Underlying Issues Connected with Blood Pressure
Several underlying causative factors have been well-studied regarding their effects on blood pressure.
While most of us know that being over weight or obese, smoking, or eating a diet of processed foods high in sodium, fructose, and other chemical additives contributes to hypertension, there are some other less obvious—but highly significant—
factors that can lead to hypertension. Even if you don’t smoke, eat a bad diet or are over weight.
Let’s dive into some of those other factors.
One of the biggest factors in chronic disease that we have seen emerge is inflammation.
Inflammation has been tied to most all serious and chronic diseases, including: cancer, obesity, diabetes, Crohn’s disease, heart disease, arthritis, and many more. Inflammation is the body’s response to an invader, or an irritant. Inflammation can include redness, pain, irritation, and an activated immune system. Chronic inflammation, however is not a good thing. A diet high in sugar and processed food scan cause chronic inflammation in the blood vessels, which then can be the beginning of heart disease, as our bodies lay down deposits of cholesterol in an attempt to soothe the injured areas in our blood vessels.
Recent scientific studies have shown that low-grade chronic inflammation seems to happen just prior to the on set of what is commonly called ‘essential’ hypertension. Around 90% of hypertension cases are classified as ‘essential’ hypertension—meaning the precise cause is unknown. Hypertension is associated with inflammation; however, whether inflammation is a cause or effect of hypertension is not well understood.
So, the question is—does inflammation promote hypertension?
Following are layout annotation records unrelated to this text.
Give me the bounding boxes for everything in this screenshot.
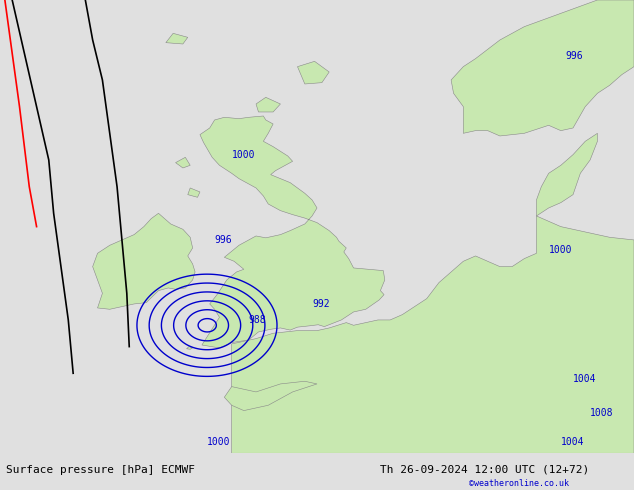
Polygon shape (93, 213, 195, 309)
Polygon shape (536, 133, 597, 216)
Polygon shape (297, 61, 329, 84)
Text: 1008: 1008 (590, 408, 614, 418)
Text: 988: 988 (249, 315, 266, 325)
Polygon shape (166, 33, 188, 44)
Text: 996: 996 (566, 50, 583, 61)
Text: 996: 996 (214, 235, 232, 245)
Text: 1004: 1004 (573, 373, 597, 384)
Text: Th 26-09-2024 12:00 UTC (12+72): Th 26-09-2024 12:00 UTC (12+72) (380, 465, 590, 475)
Text: 1000: 1000 (207, 437, 231, 447)
Text: 1004: 1004 (561, 437, 585, 447)
Polygon shape (186, 346, 193, 349)
Text: 1000: 1000 (548, 245, 572, 255)
Text: ©weatheronline.co.uk: ©weatheronline.co.uk (469, 479, 569, 488)
Text: 1000: 1000 (231, 149, 255, 160)
Polygon shape (188, 188, 200, 197)
Polygon shape (176, 157, 190, 168)
Polygon shape (224, 381, 317, 411)
Text: 992: 992 (312, 299, 330, 309)
Polygon shape (200, 116, 385, 348)
Polygon shape (256, 98, 280, 112)
Polygon shape (231, 216, 634, 453)
Polygon shape (451, 0, 634, 136)
Text: Surface pressure [hPa] ECMWF: Surface pressure [hPa] ECMWF (6, 465, 195, 475)
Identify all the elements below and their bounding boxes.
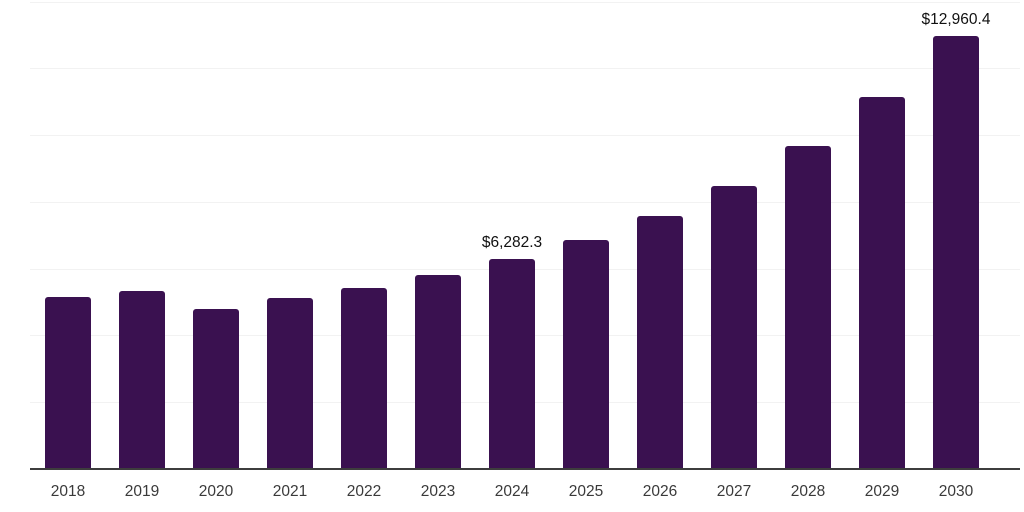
bar-2024: [489, 259, 535, 469]
bar-2020: [193, 308, 239, 469]
x-tick-2018: 2018: [50, 483, 86, 500]
bar-2026: [637, 215, 683, 469]
bar-2021: [267, 297, 313, 469]
bar-2028: [785, 146, 831, 469]
bar-2023: [415, 275, 461, 469]
x-tick-2027: 2027: [716, 483, 752, 500]
gridline-8000: [30, 201, 1020, 203]
bar-2022: [341, 287, 387, 469]
x-tick-2024: 2024: [494, 483, 530, 500]
x-axis-line: [30, 468, 1020, 470]
x-tick-2021: 2021: [272, 483, 308, 500]
x-tick-2030: 2030: [938, 483, 974, 500]
bar-2029: [859, 96, 905, 469]
bar-2019: [119, 290, 165, 469]
bar-2027: [711, 185, 757, 469]
x-tick-2020: 2020: [198, 483, 234, 500]
bar-2018: [45, 296, 91, 469]
bar-2025: [563, 239, 609, 469]
gridline-14000: [30, 1, 1020, 3]
x-tick-2019: 2019: [124, 483, 160, 500]
bar-value-label-2024: $6,282.3: [481, 234, 543, 252]
bar-value-label-2030: $12,960.4: [921, 11, 991, 29]
x-tick-2028: 2028: [790, 483, 826, 500]
bar-2030: [933, 36, 979, 469]
gridline-10000: [30, 135, 1020, 137]
x-tick-2023: 2023: [420, 483, 456, 500]
x-tick-2026: 2026: [642, 483, 678, 500]
x-tick-2025: 2025: [568, 483, 604, 500]
x-tick-2029: 2029: [864, 483, 900, 500]
gridline-12000: [30, 68, 1020, 70]
x-tick-2022: 2022: [346, 483, 382, 500]
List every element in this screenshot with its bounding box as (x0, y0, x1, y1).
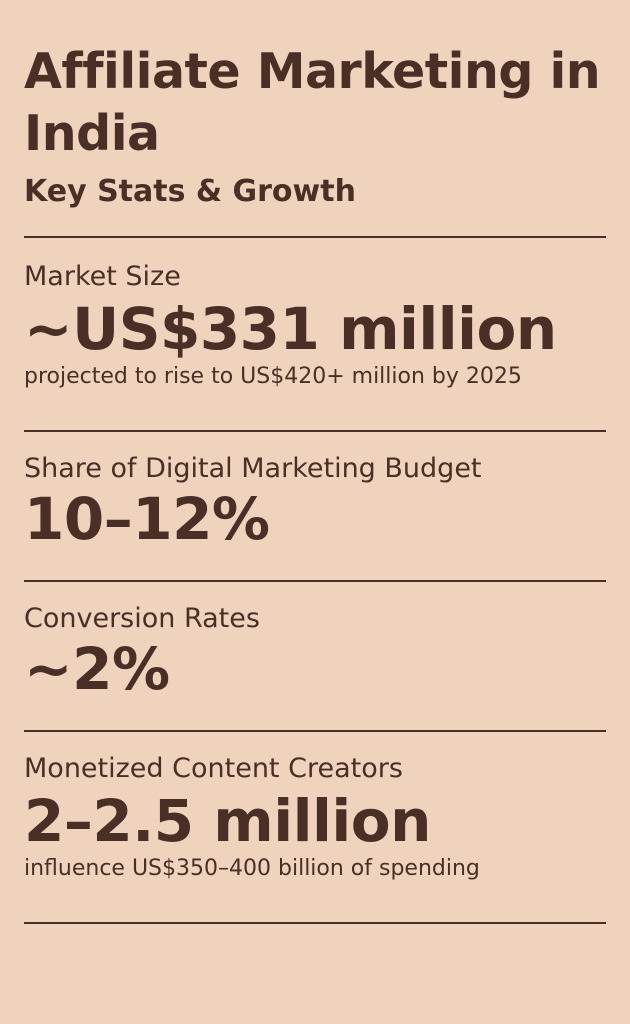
stat-label: Market Size (24, 261, 181, 292)
stat-digital-budget-share: Share of Digital Marketing Budget 10–12% (24, 432, 606, 580)
stat-value: 10–12% (24, 485, 270, 553)
stat-value: ~2% (24, 635, 170, 703)
divider (24, 922, 606, 924)
stat-label: Monetized Content Creators (24, 753, 403, 784)
stat-value: 2–2.5 million (24, 787, 431, 855)
stat-market-size: Market Size ~US$331 million projected to… (24, 238, 606, 430)
stat-value: ~US$331 million (24, 295, 557, 363)
stat-note: projected to rise to US$420+ million by … (24, 364, 522, 389)
stat-label: Share of Digital Marketing Budget (24, 453, 482, 484)
divider (24, 236, 606, 238)
divider (24, 730, 606, 732)
divider (24, 430, 606, 432)
page-title: Affiliate Marketing in India (24, 43, 601, 162)
stat-content-creators: Monetized Content Creators 2–2.5 million… (24, 732, 606, 922)
divider (24, 580, 606, 582)
stat-label: Conversion Rates (24, 603, 260, 634)
page-subtitle: Key Stats & Growth (24, 174, 356, 209)
stat-note: influence US$350–400 billion of spending (24, 856, 480, 881)
stat-conversion-rates: Conversion Rates ~2% (24, 582, 606, 730)
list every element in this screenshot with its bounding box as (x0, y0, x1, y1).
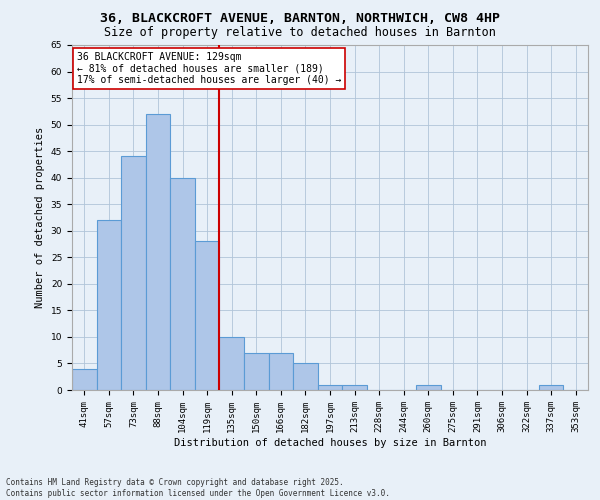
Bar (244, 353, 269, 390)
Bar (220, 337, 244, 390)
Bar (293, 364, 318, 390)
Bar (195, 242, 220, 390)
Text: Contains HM Land Registry data © Crown copyright and database right 2025.
Contai: Contains HM Land Registry data © Crown c… (6, 478, 390, 498)
Bar (121, 156, 146, 390)
X-axis label: Distribution of detached houses by size in Barnton: Distribution of detached houses by size … (174, 438, 486, 448)
Bar (97, 220, 121, 390)
Text: Size of property relative to detached houses in Barnton: Size of property relative to detached ho… (104, 26, 496, 39)
Bar (170, 178, 195, 390)
Bar (72, 369, 97, 390)
Y-axis label: Number of detached properties: Number of detached properties (35, 127, 45, 308)
Bar (539, 384, 563, 390)
Text: 36 BLACKCROFT AVENUE: 129sqm
← 81% of detached houses are smaller (189)
17% of s: 36 BLACKCROFT AVENUE: 129sqm ← 81% of de… (77, 52, 341, 85)
Text: 36, BLACKCROFT AVENUE, BARNTON, NORTHWICH, CW8 4HP: 36, BLACKCROFT AVENUE, BARNTON, NORTHWIC… (100, 12, 500, 26)
Bar (318, 384, 342, 390)
Bar (269, 353, 293, 390)
Bar (342, 384, 367, 390)
Bar (416, 384, 440, 390)
Bar (146, 114, 170, 390)
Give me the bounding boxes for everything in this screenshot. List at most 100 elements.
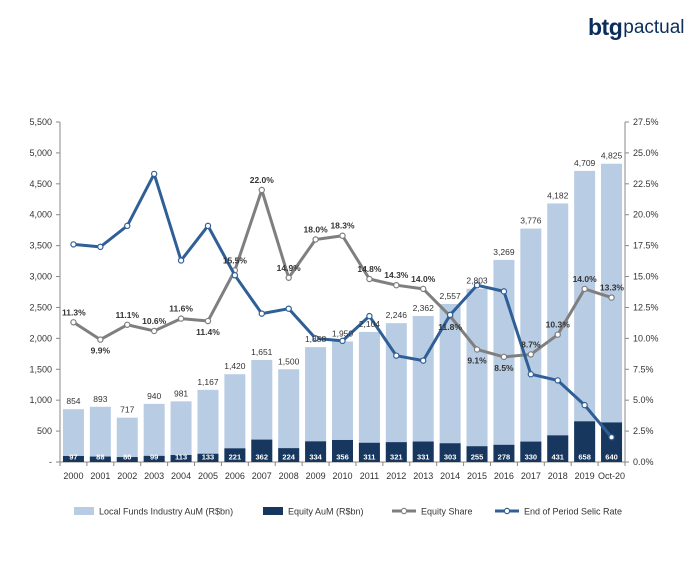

An area of particular scientific interest revolves around the inflammatory marker C-reactive protein (CRP). CRP is a very common inflammatory marker in blood vessels and serves as an important measurement for heart disease risk. This study, which showed that subjects with a CRP of greater than 3mg/l were at an increased risk of developing hypertension, compared to those subjects with a CRP of less than 1mg/l. These findings add to the growing body of scientific evidence that shows inflammation plays an important role in the development of heart disease, and now potentially, hypertension. Information from previous studies seem to show that elevated levels of CRP in the blood can degrade the blood vessels walls, causing them to be more rigid, and to not function correctly.
This creates higher blood pressure levels, which in turn can lead to more advanced heart disease. Other recent studies also show that the presence of chronic, low grade inflammation can actually predict the development of high blood pressure.